All of this leaves me wondering...what is next?
Thursday, January 27, 2011
One day surgery
These past few months have been enlightening about our health care system. Beside a common cold or flu, and a few stress related tensions, I did not need particular medical attention. My yearly check-ups were mainly routine, more preventive than anything.
Then we moved from Montreal to a small village in the the Laurentians, only an hour away from the big City, but a long way if you want to see your family doctor. Anyhow, the commute from the village to my work place would take on average about 3 to 4 hours a day, I never thought this would add to my stress level but it did.
Consequently, I started having some digestive problems, and I started getting these real abdominal pain attacks on a regular basis, mainly at night which meant I did not sleep much. My family doctor gave me a referral to see a gastrointestinal specialist. Each specialist I called had a waiting list of 2 to 6 months for the first appointment. So, I got myself on several lists and finally got an appointment within six weeks. However, before seeing the specialist I had a major painful attack and I went to an emergency clinic in St-Sauveur in the morning around 7:30 only to find out that they were already full, they sent me to the next one in Ste-Adele, same scenario, so I went to Ste-Agathe Hospital where there was a 17 hours waiting period, my case did not seem urgent enough to be bumped ahead; I was in so much pain that the nurse told me to go to Red River Hospital, "there's usually no one there, if you don't mind driving 45 minutes" she told me. (I should specify that if you want to see a doctor at the emergency clinic, you have to be in line by 6 am.)
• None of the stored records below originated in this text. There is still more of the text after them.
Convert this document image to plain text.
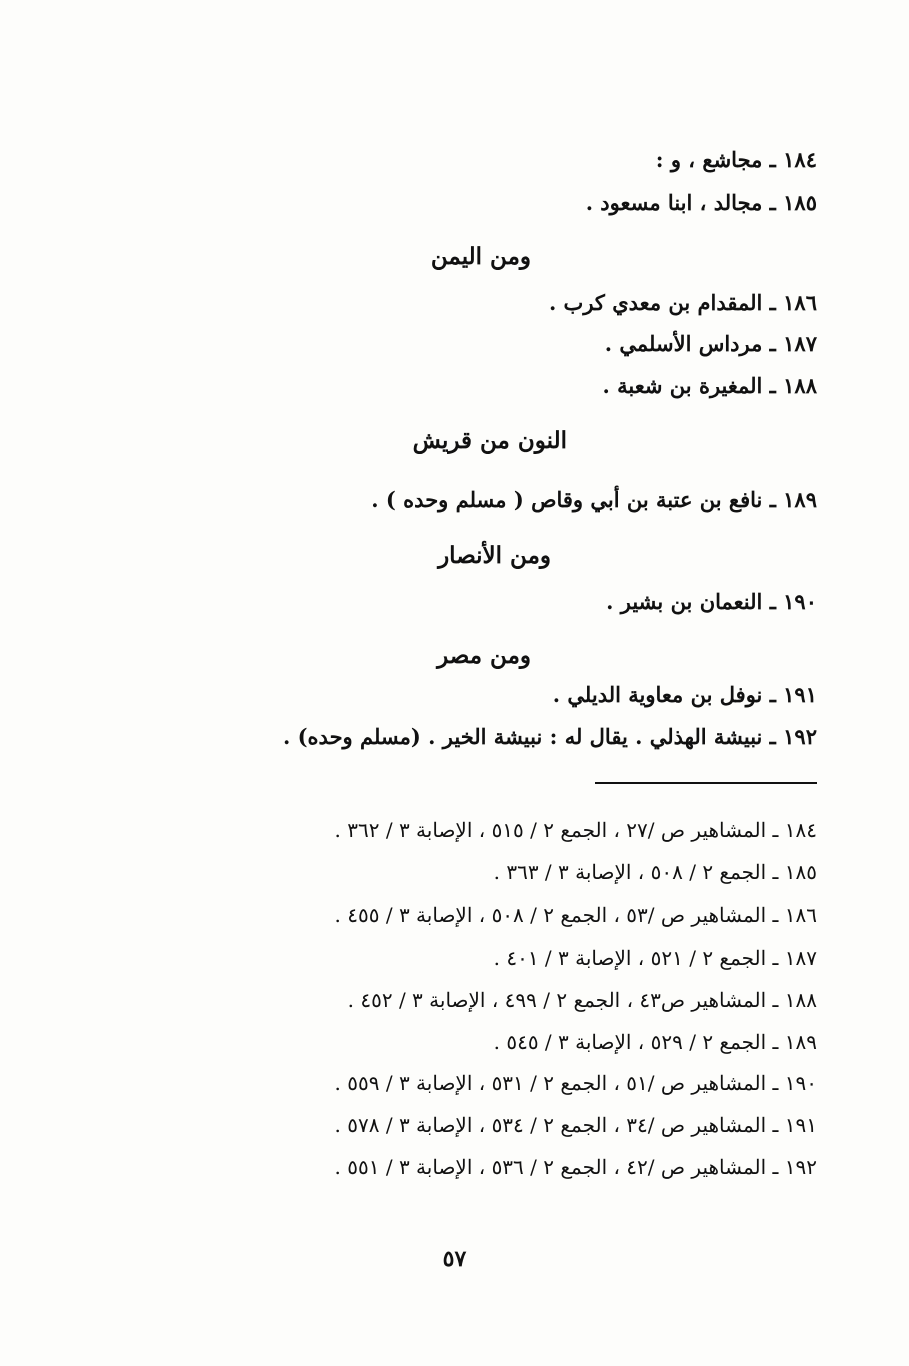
١٨٤ ـ مجاشع ، و :
١٨٥ ـ مجالد ، ابنا مسعود .
ومن اليمن
١٨٦ ـ المقدام بن معدي كرب .
١٨٧ ـ مرداس الأسلمي .
١٨٨ ـ المغيرة بن شعبة .
النون من قريش
١٨٩ ـ نافع بن عتبة بن أبي وقاص ( مسلم وحده ) .
ومن الأنصار
١٩٠ ـ النعمان بن بشير .
ومن مصر
١٩١ ـ نوفل بن معاوية الديلي .
١٩٢ ـ نبيشة الهذلي . يقال له : نبيشة الخير . (مسلم وحده) .
١٨٤ ـ المشاهير ص /٢٧ ، الجمع ٢ / ٥١٥ ، الإصابة ٣ / ٣٦٢ .
١٨٥ ـ الجمع ٢ / ٥٠٨ ، الإصابة ٣ / ٣٦٣ .
١٨٦ ـ المشاهير ص /٥٣ ، الجمع ٢ / ٥٠٨ ، الإصابة ٣ / ٤٥٥ .
١٨٧ ـ الجمع ٢ / ٥٢١ ، الإصابة ٣ / ٤٠١ .
١٨٨ ـ المشاهير ص٤٣ ، الجمع ٢ / ٤٩٩ ، الإصابة ٣ / ٤٥٢ .
١٨٩ ـ الجمع ٢ / ٥٢٩ ، الإصابة ٣ / ٥٤٥ .
١٩٠ ـ المشاهير ص /٥١ ، الجمع ٢ / ٥٣١ ، الإصابة ٣ / ٥٥٩ .
١٩١ ـ المشاهير ص /٣٤ ، الجمع ٢ / ٥٣٤ ، الإصابة ٣ / ٥٧٨ .
١٩٢ ـ المشاهير ص /٤٢ ، الجمع ٢ / ٥٣٦ ، الإصابة ٣ / ٥٥١ .
٥٧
So, I went to Red River Hospital where I was seen within 2 hours of my arrival, I left with several referrals, one for a scan, another for an ultrasound and some major blood works. Now, getting an appointment for the ultrasound and scan is an other story unto itself, but I am resourceful and again got myself on several waiting lists at different facilities, got the tests done within 1 month, by then I had my appointment with the specialist for my stomach and had to go for a gastroscopy. By the way, if you put yourself on several waiting lists don't forget to cancel the appointments so other people don't lose their turn.
It turned out I had gallbladder stones and an inflammation in my digestive system, nothing major but it took 6 months to get to the bottom of it all, first they had to monitor the inflammation, fortunately that disappeared on its own (I took a sick leave from work, my work related stress level went down, I believe that is how I got rid of the inflammation).
I just had my gallbladder removed this week, I stressed over it for months. The idea of getting a piece of my body cut out was terrifying, Although many people shared their experience of gallbladder removal which did not sound so bad, I was still terrified.
This adventure started in August, and I just had the surgery this week on January 25th. I know, it wasn't life threatening, but this six months of tests and pain was very stressful, when you don't know what is wrong with you, your imagination can provide you with a multitude of scenarios that can be pretty scary. Over all, this waiting game affected my life in myriads of ways. Personally, I wish we could have access to first line care quickly, this would probably diminish the possible stress/strain related illnesses caused by the unknown, this "unknown limbo" can be scarier than the disease itself.
Anyhow, I was fortunate enough that the inflammation disappeared on its own, and the only thing left was to remove my gallbladder.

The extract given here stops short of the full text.